Generally. But that goes to the question of which is stronger, a belt in good repair or a worn chain? One weak link in the chain can make the chaiin more prone to fail than the belt.

I admit, the chain breaking instead of the belt us a stretch (pardon the pun). But I’ve seen stranger things.

I’m thinking the all important details are not going to be filled in by the OP. It would be interesting to know if the compressor blew up, compressor clutch seized, or whatever.

What about the possibility that the original diagnosis was dead wrong and there was nothing wrong with the compressor at all? Maybe the real problem was an engine fault waiting to finish itself off although the pumping noise as it’s described is kind of vague.

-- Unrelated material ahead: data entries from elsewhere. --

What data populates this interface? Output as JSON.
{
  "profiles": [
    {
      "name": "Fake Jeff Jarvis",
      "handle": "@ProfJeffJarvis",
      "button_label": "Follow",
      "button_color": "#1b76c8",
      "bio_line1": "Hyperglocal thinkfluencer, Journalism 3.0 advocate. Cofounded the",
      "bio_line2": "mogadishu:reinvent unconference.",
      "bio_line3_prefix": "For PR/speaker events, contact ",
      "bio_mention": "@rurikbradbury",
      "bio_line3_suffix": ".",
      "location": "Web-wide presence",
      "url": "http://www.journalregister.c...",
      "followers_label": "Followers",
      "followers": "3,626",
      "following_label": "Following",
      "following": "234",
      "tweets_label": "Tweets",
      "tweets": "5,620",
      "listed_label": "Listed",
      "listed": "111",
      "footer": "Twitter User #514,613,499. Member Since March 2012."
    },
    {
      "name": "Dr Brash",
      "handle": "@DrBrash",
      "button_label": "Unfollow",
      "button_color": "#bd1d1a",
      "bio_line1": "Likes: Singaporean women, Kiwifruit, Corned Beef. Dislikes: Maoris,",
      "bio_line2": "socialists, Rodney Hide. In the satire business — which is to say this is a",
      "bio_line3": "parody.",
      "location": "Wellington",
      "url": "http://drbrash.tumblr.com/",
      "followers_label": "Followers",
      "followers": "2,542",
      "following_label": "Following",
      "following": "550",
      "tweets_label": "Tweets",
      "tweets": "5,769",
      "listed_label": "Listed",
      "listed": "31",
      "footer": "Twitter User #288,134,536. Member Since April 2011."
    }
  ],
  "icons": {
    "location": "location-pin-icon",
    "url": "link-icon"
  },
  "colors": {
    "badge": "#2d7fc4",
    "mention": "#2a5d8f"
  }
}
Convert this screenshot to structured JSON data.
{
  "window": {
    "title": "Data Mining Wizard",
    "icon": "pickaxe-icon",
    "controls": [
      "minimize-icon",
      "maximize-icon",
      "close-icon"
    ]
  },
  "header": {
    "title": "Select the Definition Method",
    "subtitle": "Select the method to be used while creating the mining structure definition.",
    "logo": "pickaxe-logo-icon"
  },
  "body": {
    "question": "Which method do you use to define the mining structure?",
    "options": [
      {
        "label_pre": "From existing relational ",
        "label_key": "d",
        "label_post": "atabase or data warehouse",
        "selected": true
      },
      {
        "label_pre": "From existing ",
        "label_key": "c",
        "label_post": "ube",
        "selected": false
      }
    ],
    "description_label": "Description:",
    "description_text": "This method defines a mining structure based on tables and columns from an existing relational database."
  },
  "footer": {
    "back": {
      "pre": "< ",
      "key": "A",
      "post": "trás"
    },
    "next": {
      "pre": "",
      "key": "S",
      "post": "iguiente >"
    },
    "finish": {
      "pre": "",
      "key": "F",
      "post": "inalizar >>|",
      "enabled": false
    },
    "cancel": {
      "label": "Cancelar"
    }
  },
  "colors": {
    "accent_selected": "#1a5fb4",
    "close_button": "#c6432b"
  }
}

And how did the dealer, who I assume has not seen the allegedly damaged compressor, determine that a bad compressor caused the problem?
There’s a lot of questions on this one including why would a shop run up a 1500 dollar tab on a compressor after seeing a car towed in? (Again, assuming the compressor was not blown up ro seized.)

I’m with Texases on this one . . . belt should have snapped before a timing chain. You would think that internal engine components like the chain would be engineered to withstand more than the force of an (assumed) seized AC compressor and I would expect the belt to snap way before the chain. One thing though . . . BMWs are expensive once they break. BMW . . . break my wallet? Rocketman

No one here is assuming the timing chain snapped. IF this whole story is as told, and the OP started out with an AC compressor problem and ended up with a car that wouldn’t run, there is some possibility that the chain main have jumped time. Should the accessory belt have broken? Sure. Does that mean it always will? Never say never - or always. Look at ok4450’s story about a Nissan above. If your engine is cooking along with the AC compressor running, and it seizes, I don’t care what else you want to say. The crankshaft is going to take a jolt.

Of course, at the moment we’re relying on a “story” that came out of a dealer & then was retold by the car owner. So all of this is predicated on trusting that dealer’s diagnosis. But this whole series of events is not impossible.

We don’t have any way of knowing. All we have at this end is the OP’s statement that he/she was told that the AC compressor caused an engine chain problem and the question: “is this possible”. IMHO yes, it is possible. Not probable, but possible.

Bear in mind also that a “chain problem” could also mean a chain that slipped a few cogs. I’m not sure how BMW puts their system together, but if it’s typical it’ll have two guides, one also serving as a tensioner. If those are worn, and the sprockets are worn, it is not inconceivable that if the crank were suddenly stopped by the belt the inertia of the flywheel combined with the operating cylinders could cause the chain to jump a few cogs.

Again, we have no way of knowing. All we have is what the OP has given us.

It could also be that this engine has variable valve timing, and the shock to the cam chain damaged something in that mechanism.

Excellent point. A tip of the hat to you.